Bu sırada Mısır ülkesi, değişik tapınaklarda bulunan kâhinlerle dolup taşıyordu. Kâhinler aynı zamanda büyü işlerini de yapan kimselerdi. Zaten yaklaşık olarak putperest sistemlerin hepsinde din ile büyü birbirine yakındır. Büyü işlerini de bu tür dinlerin kâhinleri ve ilâhların hizmetçileri yaparlardı! İşte bu olayı, bu gerçeği gören “Dinler Tarihi uzmanları” büyüyü, akidenin (inanç sisteminin) gelişme ve tekamül etme aşamalarından biri olarak değerlendirirler. Bu uzmanların ateist olanları ise; büyü nasıl zamanını doldurduysa, dinin de aynı şekilde miadını dolduracağını, bilimin büyüye son verdiği gibi bir gün dine de son vereceğini iddia ederler! Bu uzmanlar bu tür şaşkınlıklarına “Bilim” adını vermektedirler.
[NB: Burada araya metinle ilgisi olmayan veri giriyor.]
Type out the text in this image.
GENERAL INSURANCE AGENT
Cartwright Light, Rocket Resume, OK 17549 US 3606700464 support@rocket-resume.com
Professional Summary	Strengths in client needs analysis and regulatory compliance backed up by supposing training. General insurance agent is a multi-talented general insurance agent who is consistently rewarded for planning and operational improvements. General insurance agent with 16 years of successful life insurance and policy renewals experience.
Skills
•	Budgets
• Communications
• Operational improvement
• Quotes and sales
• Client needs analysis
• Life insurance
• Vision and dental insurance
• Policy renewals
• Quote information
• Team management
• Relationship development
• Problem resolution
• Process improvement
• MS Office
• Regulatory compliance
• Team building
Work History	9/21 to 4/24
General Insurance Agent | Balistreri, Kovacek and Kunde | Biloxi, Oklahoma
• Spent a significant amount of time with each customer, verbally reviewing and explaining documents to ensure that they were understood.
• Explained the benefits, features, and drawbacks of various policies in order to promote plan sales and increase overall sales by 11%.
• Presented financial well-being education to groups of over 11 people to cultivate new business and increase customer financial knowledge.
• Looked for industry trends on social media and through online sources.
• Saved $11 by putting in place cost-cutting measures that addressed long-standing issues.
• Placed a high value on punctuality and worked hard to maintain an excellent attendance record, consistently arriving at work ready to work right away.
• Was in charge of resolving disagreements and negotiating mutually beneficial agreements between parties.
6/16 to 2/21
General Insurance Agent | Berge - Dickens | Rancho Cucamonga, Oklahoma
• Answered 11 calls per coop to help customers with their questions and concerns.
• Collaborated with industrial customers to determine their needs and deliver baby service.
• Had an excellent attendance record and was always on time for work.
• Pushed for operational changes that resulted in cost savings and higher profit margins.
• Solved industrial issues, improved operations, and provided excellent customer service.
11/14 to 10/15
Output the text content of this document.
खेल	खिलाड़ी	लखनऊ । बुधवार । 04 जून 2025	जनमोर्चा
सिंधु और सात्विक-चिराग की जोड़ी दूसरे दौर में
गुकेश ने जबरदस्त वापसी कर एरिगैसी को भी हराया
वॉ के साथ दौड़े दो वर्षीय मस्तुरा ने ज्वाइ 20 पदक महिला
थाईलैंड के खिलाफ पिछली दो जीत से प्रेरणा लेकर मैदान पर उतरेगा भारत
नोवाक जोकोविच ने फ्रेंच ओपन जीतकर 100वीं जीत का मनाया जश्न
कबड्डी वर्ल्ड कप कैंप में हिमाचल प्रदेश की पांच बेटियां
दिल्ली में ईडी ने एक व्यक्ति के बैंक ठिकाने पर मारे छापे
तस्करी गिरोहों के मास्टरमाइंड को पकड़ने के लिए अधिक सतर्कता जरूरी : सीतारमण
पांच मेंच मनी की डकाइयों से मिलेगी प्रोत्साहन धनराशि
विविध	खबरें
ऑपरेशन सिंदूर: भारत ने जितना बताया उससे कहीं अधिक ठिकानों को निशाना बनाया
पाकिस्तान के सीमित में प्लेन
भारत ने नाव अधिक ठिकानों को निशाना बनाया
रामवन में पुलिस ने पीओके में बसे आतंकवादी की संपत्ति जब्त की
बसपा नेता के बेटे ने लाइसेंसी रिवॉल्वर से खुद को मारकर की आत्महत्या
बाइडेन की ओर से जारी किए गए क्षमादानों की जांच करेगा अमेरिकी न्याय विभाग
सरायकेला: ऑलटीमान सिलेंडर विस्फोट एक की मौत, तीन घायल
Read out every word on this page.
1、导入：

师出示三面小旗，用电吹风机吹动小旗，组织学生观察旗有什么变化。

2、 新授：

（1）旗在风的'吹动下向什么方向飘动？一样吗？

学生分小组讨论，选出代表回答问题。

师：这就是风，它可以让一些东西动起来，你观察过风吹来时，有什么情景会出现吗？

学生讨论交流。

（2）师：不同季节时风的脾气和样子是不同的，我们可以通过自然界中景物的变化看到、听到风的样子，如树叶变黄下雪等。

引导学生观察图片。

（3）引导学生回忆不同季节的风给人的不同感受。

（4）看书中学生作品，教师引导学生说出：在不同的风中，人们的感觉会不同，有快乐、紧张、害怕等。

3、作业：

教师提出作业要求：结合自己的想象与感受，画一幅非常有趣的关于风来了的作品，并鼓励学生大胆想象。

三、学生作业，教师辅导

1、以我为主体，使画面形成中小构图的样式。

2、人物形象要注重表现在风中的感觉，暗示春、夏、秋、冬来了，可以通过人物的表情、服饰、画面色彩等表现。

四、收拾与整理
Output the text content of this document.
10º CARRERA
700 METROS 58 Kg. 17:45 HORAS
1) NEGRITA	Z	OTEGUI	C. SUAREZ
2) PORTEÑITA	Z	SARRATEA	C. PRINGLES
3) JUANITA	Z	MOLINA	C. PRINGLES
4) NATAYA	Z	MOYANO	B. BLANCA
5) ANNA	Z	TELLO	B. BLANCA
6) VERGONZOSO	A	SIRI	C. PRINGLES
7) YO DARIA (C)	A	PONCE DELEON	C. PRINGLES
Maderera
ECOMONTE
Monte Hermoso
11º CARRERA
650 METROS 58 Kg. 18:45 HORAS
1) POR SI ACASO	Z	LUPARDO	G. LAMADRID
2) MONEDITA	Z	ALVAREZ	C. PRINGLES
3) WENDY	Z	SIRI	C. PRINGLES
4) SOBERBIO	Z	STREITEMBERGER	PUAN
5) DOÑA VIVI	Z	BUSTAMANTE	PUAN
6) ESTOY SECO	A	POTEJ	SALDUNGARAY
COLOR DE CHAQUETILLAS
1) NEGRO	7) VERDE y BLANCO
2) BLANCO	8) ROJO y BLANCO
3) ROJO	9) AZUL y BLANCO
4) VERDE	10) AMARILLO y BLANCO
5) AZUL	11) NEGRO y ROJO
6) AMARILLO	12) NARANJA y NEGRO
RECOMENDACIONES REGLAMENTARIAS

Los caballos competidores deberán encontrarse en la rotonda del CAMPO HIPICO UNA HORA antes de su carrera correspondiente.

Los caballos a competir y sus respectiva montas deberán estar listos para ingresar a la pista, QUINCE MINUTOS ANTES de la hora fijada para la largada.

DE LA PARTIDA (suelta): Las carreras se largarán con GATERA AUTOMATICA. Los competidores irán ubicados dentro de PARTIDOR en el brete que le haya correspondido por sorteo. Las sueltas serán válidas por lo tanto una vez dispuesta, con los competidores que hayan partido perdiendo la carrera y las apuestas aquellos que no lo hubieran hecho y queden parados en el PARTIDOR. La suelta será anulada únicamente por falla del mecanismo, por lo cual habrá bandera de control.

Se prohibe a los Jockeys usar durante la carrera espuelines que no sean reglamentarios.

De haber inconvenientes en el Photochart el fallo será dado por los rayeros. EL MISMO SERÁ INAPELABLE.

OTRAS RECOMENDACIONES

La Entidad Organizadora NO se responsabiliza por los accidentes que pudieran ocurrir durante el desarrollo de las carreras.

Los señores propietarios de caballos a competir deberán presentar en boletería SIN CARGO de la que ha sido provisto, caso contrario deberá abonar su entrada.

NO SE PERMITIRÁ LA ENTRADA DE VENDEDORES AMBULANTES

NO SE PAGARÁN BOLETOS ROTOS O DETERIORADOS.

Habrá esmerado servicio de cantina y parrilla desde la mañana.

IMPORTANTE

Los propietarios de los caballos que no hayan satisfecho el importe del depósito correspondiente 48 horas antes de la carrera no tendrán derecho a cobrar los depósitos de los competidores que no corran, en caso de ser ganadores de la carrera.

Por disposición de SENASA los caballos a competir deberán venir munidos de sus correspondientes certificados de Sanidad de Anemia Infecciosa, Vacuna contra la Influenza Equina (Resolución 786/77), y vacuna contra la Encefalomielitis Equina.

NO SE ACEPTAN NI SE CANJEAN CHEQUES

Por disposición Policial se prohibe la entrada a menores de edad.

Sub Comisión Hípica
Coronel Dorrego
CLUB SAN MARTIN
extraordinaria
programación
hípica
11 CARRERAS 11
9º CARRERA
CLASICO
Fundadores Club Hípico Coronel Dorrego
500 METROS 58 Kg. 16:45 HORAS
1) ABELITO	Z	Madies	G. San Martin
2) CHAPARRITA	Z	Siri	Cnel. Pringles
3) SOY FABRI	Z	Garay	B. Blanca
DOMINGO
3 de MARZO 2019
Gerek Firavun, gerekse kavminin ileri gelenleri Musa’yı belli bir süreye kadar ertelemek, ülkenin dört bir yanına büyücülerin büyüklerini toplayacak elçiler göndermek konusunda fikir birliğine varmışlardı. Böylece kendi anlayışlarına göre, “Musa’nın büyüsüne” aynen onunki gibi bir büyü ile karşılık vermiş olacaklardı.
Firavun onca zalimliğine ve bilinen zorbalığına rağmen, bu uygulamasında alemlerin Rabbinin ilâhlığına çağıran davetçilerin çağrısını karşılamada hiçbir haklı temele dayanmayan otoritesiyle, bu yüce mesajın sahiplerini tehdit etmede yirminci asrın azılı zorbalarından daha az zalimlik yapmıştır! (Bu konuda yirminci asrın zalimleri ve zorba yöneticileri Firavun’u çok geride bırakmışlardır!)
Kur’an’ın anlatım tarzı Firavun’un ve ileri gelen yardımcılarının şehir şehir büyücüleri nasıl topladıklarına değinmeden es geçiyor. Burada birinci sahnenin perdesini kapatıyor. Hemen ardından ikinci perdeyi açıyor. Bu da Kur’an’ın, kıssaların sunuşunda kullandığı yöntemin üstün özelliklerinden biridir. Böylece anlatılan olaylar, gözle görülen bir realite şeklinde sunuluyor, hikâye şeklinde anlatılan bir olay gibi değil!